The new scapegoat for the failed War on Drugs is, of all things, technology.
The 120-page December 2000 International Crime Threat Assessment report — created by basically every federal law enforcement agency in the U.S. — is riddled with examples of how computer technology has advanced the cause of national and international crime. Modern telecommunications and information systems, state-of-the-art communications equipment, computers — theyre all to blame.
What the report fails to squarely acknowledge is that the oil that fuels organized crime in the U.S. and abroad, including terrorist organizations, is profit from the trade in illegal drugs bound for the U.S. — billions of dollars in profit from drug sales that enhance the power of international crime cartels and their ability to corrupt police, judges and governmental officials from Tijuana to Tanzania.
“Through the use of computers, international criminals have an unprecedented capability to obtain, process and protect information and sidestep law enforcement investigations,” the report stated. “They can use the interactive capabilities of advanced computers and telecommunications systems to plot marketing strategies for drugs and other illicit commodities, to find the most efficient routes and methods for smuggling and moving money in the financial system and to create false trails for law enforcement or banking security.”
It goes on to assert: “More threateningly, some criminal organizations appear to be adept at using technology for counterintelligence purposes and for tracking law enforcement activities.”
In other words, its not our flawed drug policy thats to blame —its new technology.
Where All This Began
In 1937, Harry J. Anslinger, six years into his 30-year-reign as director at the Federal Bureau of Narcotics, testified before the U.S. Senate on behalf of the “Marihuana Tax Act.” This delighted the Hearst newspapers, which, lacking a real war to increase newspaper sales, launched an all-out battle against demon marijuana. Here are a few excerpts from Anslingers sworn testimony. Clearly, our drug policy traces its roots to reasoning that was as racist and alarmist as it was wildly inaccurate:
• “There are 100,000 total marijuana smokers in the U.S., and most are Negroes, Hispanics, Filipinos and entertainers. Their Satanic music, jazz and swing, result from marijuana use. This marijuana can cause white women to seek sexual relations with Negroes, entertainers and any others.”

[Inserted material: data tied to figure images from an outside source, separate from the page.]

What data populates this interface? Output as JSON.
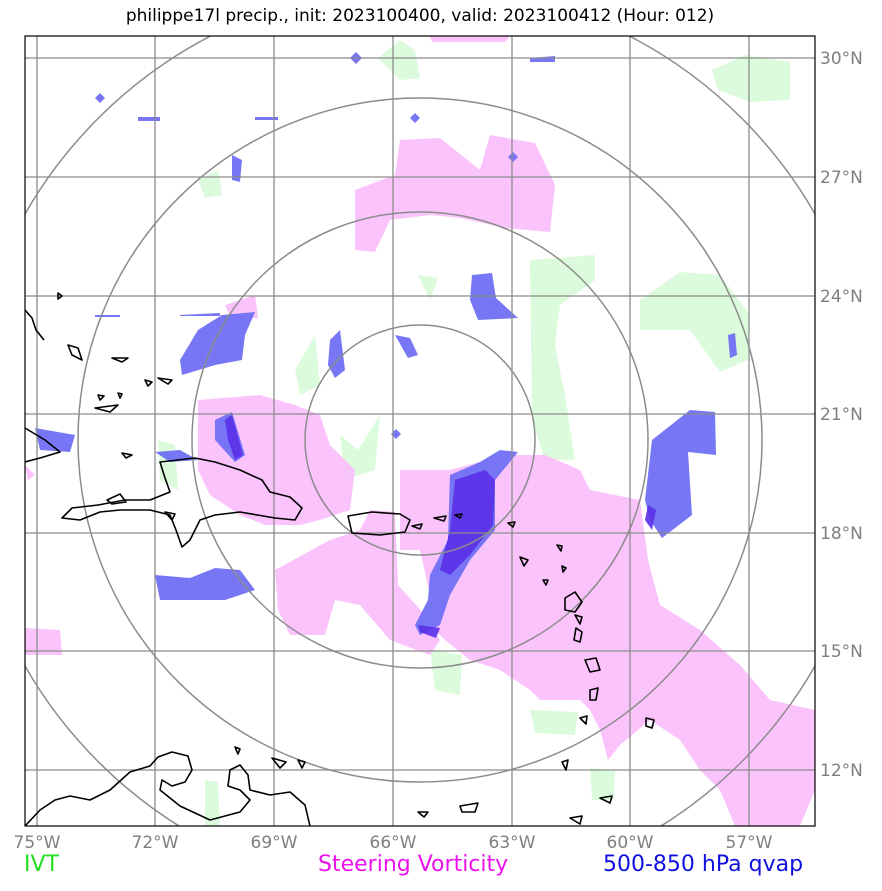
{
  "title": "philippe17l precip., init: 2023100400, valid: 2023100412 (Hour: 012)",
  "legend": [
    {
      "label": "IVT",
      "color": "#22e022"
    },
    {
      "label": "Steering Vorticity",
      "color": "#ee10ee"
    },
    {
      "label": "500-850 hPa qvap",
      "color": "#1010dd"
    }
  ],
  "axes": {
    "x_ticks": [
      "75°W",
      "72°W",
      "69°W",
      "66°W",
      "63°W",
      "60°W",
      "57°W"
    ],
    "y_ticks": [
      "30°N",
      "27°N",
      "24°N",
      "21°N",
      "18°N",
      "15°N",
      "12°N"
    ]
  },
  "map": {
    "range_rings": 4,
    "colors": {
      "ivt_fill": "#d8fbd8",
      "vorticity_fill": "#fbbcfb",
      "qvap_fill": "#7070f4",
      "qvap_dark": "#5a30e8",
      "grid": "#8c8c8c",
      "coast": "#000000"
    }
  }
}
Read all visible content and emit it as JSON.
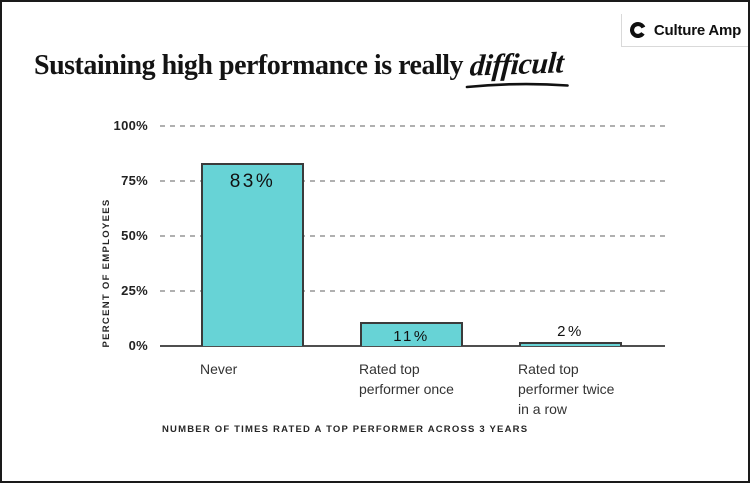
{
  "header": {
    "title_plain": "Sustaining high performance is really",
    "title_emphasis": "difficult",
    "brand": "Culture Amp"
  },
  "chart_data": {
    "type": "bar",
    "title": "Sustaining high performance is really difficult",
    "categories": [
      "Never",
      "Rated top performer once",
      "Rated top performer twice in a row"
    ],
    "categories_lines": [
      [
        "Never"
      ],
      [
        "Rated top",
        "performer once"
      ],
      [
        "Rated top",
        "performer twice",
        "in a row"
      ]
    ],
    "values": [
      83,
      11,
      2
    ],
    "value_labels": [
      "83%",
      "11%",
      "2%"
    ],
    "xlabel": "NUMBER OF TIMES RATED A TOP PERFORMER ACROSS 3 YEARS",
    "ylabel": "PERCENT OF EMPLOYEES",
    "ylim": [
      0,
      100
    ],
    "yticks": [
      {
        "label": "100%",
        "value": 100
      },
      {
        "label": "75%",
        "value": 75
      },
      {
        "label": "50%",
        "value": 50
      },
      {
        "label": "25%",
        "value": 25
      },
      {
        "label": "0%",
        "value": 0
      }
    ],
    "grid": "horizontal-dashed",
    "legend": "none",
    "colors": {
      "bar_fill": "#67d3d6",
      "bar_border": "#3b3b3b",
      "gridline": "#b0b0b0",
      "axis": "#4f4f4f",
      "title_text": "#141414",
      "label_text": "#262626"
    }
  }
}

>• “The primary reason to outlaw marijuana is its effect on the degenerate races.”
>• “Marijuana is an addictive drug which produces in its users insanity, criminality and death.”

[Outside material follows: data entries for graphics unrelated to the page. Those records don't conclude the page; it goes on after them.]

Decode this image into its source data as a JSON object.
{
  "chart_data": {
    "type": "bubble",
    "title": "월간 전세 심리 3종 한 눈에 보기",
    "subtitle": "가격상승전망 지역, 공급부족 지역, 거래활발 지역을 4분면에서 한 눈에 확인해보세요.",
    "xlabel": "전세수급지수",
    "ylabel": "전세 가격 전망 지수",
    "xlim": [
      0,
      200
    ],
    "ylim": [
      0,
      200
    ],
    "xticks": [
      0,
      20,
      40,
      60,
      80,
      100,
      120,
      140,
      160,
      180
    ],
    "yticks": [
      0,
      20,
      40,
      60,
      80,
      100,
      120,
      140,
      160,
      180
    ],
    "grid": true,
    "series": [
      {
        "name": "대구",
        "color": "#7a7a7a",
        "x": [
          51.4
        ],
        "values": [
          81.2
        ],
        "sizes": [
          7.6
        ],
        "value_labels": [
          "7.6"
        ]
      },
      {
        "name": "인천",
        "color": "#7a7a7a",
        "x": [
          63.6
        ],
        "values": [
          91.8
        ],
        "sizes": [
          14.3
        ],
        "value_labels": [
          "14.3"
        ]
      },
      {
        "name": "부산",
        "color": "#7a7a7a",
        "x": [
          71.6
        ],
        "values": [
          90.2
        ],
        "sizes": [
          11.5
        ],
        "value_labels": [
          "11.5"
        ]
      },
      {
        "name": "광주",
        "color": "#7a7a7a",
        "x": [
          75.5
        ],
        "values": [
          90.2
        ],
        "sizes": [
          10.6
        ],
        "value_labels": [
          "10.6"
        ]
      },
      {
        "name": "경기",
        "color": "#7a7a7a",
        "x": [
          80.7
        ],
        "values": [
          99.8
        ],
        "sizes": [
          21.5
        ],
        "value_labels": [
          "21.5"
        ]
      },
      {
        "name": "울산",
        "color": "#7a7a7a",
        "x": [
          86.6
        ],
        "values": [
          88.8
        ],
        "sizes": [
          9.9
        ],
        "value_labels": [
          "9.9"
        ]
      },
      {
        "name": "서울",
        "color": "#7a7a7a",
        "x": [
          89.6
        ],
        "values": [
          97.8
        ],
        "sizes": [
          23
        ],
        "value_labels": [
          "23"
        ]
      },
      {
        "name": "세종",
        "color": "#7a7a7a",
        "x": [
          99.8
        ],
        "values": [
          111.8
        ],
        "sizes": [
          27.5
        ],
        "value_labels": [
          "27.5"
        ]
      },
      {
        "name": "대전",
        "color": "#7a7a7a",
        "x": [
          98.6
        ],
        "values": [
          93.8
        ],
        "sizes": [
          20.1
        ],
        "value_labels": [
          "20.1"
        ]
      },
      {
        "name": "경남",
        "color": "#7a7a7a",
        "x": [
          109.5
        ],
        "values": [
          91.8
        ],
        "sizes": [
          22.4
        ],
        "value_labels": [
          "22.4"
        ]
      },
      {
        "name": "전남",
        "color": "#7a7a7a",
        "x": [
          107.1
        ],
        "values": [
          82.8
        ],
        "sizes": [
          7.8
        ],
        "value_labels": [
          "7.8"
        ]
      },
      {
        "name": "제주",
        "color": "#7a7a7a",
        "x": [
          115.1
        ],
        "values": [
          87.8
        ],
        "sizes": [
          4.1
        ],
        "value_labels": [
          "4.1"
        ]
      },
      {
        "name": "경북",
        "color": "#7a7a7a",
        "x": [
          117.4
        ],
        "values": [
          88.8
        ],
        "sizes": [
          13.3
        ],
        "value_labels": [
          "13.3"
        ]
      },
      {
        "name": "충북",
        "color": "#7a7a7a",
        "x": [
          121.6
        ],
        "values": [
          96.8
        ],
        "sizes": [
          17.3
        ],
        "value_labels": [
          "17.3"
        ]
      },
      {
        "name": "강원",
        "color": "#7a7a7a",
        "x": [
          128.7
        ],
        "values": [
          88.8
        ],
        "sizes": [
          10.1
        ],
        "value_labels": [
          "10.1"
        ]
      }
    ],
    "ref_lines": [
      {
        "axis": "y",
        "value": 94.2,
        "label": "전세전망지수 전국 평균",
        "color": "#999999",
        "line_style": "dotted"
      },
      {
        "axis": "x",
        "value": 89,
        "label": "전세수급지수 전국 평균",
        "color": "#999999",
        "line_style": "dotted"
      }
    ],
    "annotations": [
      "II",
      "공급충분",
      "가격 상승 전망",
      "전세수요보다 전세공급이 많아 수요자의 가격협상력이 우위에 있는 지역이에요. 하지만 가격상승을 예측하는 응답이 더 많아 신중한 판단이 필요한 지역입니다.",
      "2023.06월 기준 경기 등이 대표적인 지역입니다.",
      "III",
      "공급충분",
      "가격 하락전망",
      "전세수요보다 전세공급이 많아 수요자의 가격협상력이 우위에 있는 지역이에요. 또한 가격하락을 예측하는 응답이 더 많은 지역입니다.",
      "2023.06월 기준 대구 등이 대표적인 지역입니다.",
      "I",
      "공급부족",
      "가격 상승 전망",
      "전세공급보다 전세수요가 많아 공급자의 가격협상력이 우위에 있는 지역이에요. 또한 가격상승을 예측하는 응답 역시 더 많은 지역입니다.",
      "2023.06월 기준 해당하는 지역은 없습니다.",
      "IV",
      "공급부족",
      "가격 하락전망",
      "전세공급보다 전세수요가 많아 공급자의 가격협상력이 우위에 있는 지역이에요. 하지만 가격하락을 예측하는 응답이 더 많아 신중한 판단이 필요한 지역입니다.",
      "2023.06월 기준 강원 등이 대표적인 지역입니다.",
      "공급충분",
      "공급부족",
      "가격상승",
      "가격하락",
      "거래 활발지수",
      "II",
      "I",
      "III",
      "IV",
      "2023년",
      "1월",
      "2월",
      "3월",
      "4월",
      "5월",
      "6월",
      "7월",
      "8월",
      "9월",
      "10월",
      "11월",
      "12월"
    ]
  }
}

>• “Marijuana is the most violence-causing drug in the history of mankind.”
With Hearsts backing, Anslingers war on marijuana escalated to an all-out war on all narcotics — save for alcohol, which, having just been legalized again after the disastrous experiment known as Prohibition, was once more apparently OK because it was enjoyed by the nondegenerate folks as well as by “degenerate races.”

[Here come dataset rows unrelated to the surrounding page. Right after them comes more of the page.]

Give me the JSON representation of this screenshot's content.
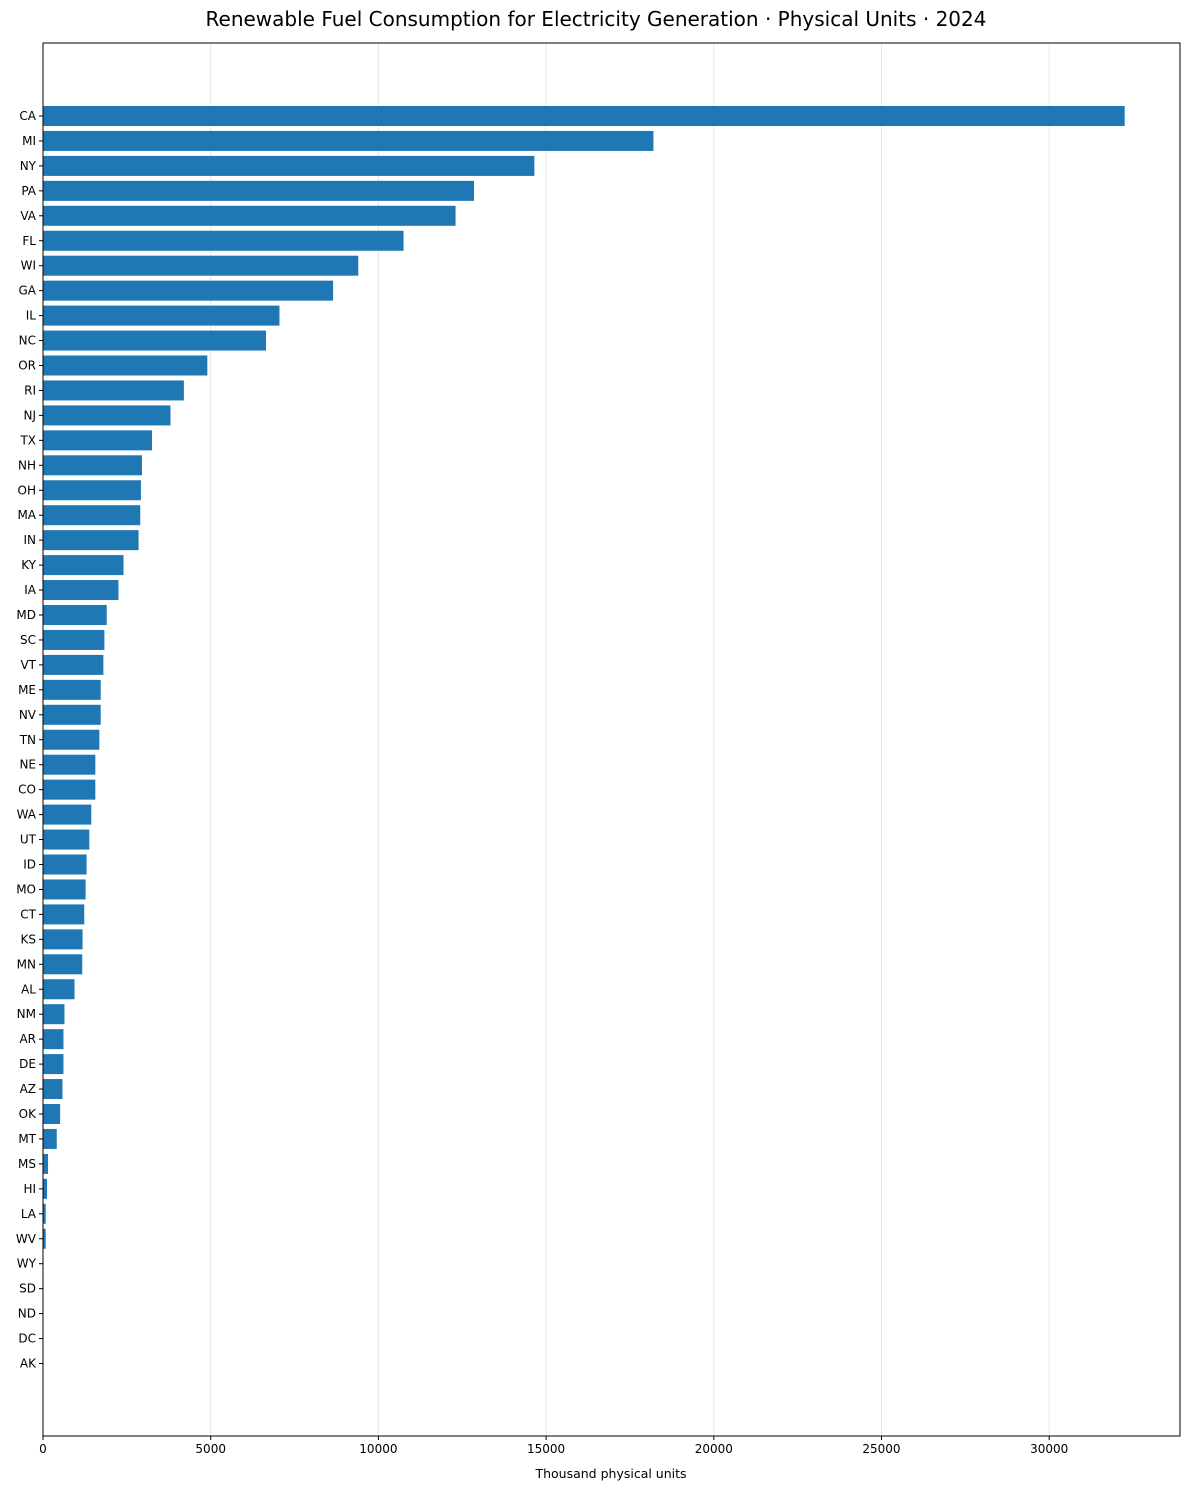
{
  "chart_data": {
    "type": "bar",
    "orientation": "horizontal",
    "title": "Renewable Fuel Consumption for Electricity Generation · Physical Units · 2024",
    "xlabel": "Thousand physical units",
    "ylabel": "",
    "xlim": [
      0,
      33900
    ],
    "xticks": [
      0,
      5000,
      10000,
      15000,
      20000,
      25000,
      30000
    ],
    "grid": "vertical",
    "bar_color": "#1f77b4",
    "categories": [
      "CA",
      "MI",
      "NY",
      "PA",
      "VA",
      "FL",
      "WI",
      "GA",
      "IL",
      "NC",
      "OR",
      "RI",
      "NJ",
      "TX",
      "NH",
      "OH",
      "MA",
      "IN",
      "KY",
      "IA",
      "MD",
      "SC",
      "VT",
      "ME",
      "NV",
      "TN",
      "NE",
      "CO",
      "WA",
      "UT",
      "ID",
      "MO",
      "CT",
      "KS",
      "MN",
      "AL",
      "NM",
      "AR",
      "DE",
      "AZ",
      "OK",
      "MT",
      "MS",
      "HI",
      "LA",
      "WV",
      "WY",
      "SD",
      "ND",
      "DC",
      "AK"
    ],
    "values": [
      32250,
      18200,
      14650,
      12850,
      12300,
      10750,
      9400,
      8650,
      7050,
      6650,
      4900,
      4200,
      3800,
      3250,
      2950,
      2920,
      2900,
      2850,
      2400,
      2250,
      1900,
      1830,
      1800,
      1720,
      1720,
      1680,
      1560,
      1560,
      1440,
      1380,
      1300,
      1270,
      1230,
      1180,
      1170,
      940,
      640,
      610,
      610,
      580,
      510,
      410,
      150,
      120,
      80,
      80,
      0,
      0,
      0,
      0,
      0
    ]
  }
}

Now, after six and a half decades of speeches and hundreds of thousands, perhaps millions, of arrests, convictions and sentences, what signs point to even modest success in this multitrillion-dollar war against drugs? Drug trafficking is the most profitable of all illegal activities, according to the International Crime Threat Assessment. The War on Drugs has not stemmed supply or demand, but it has managed to drive up the price of — and profits from — illegal drugs and created a world of corruption.
Where Do We Go from Here?
Instead of rethinking the sanity of our basic policy on drugs, federal police agencies appear bent on blaming technology —unbreakable encryption via e-mail, encrypted cellular phones and faster, cheaper networked computers —for the losses sustained in the drug war. This is clearly nonsense.
In 1999 alone, Americans spent an estimated $63 billion on illegal drugs, according to the Office of National Drug Control Policy. And the National Institute on Drug Abuse stated: “The estimated total cost of drug abuse in the United States — including health care and lost productivity —was $110 billion in 1995, the latest year for which data is available.”
In addition, a U.S. Customs Service report said the department will soon be able to inspect only 1 percent of all goods entering the U.S..
This is the score after six and a half decades of our drug policy. Do we have to wait until 2037 to recognize that we lost the Hundred Years? Drug War? And, in the meantime, will we see more and more attacks on technology as the evil ally of narcotics?
The obvious yet politically difficult solution here is to remove the profitability factor from drugs. Will there be more casualties? Will more people succumb to addiction? Maybe. But dont we already have casualties? You have to employ some tortured logic to rationalize how removing the profit incentive from drug use could make things any worse than they are.
Now the Feds want to escalate the war as an excuse for having their way with encryption. But encryption is an essential business tool and a means of protecting our privacy. Outlawing it as a scapegoat of our drug policy is like trembling in fear before the great Wizard of Oz and paying no attention to the discredited man and his policies behind the curtain.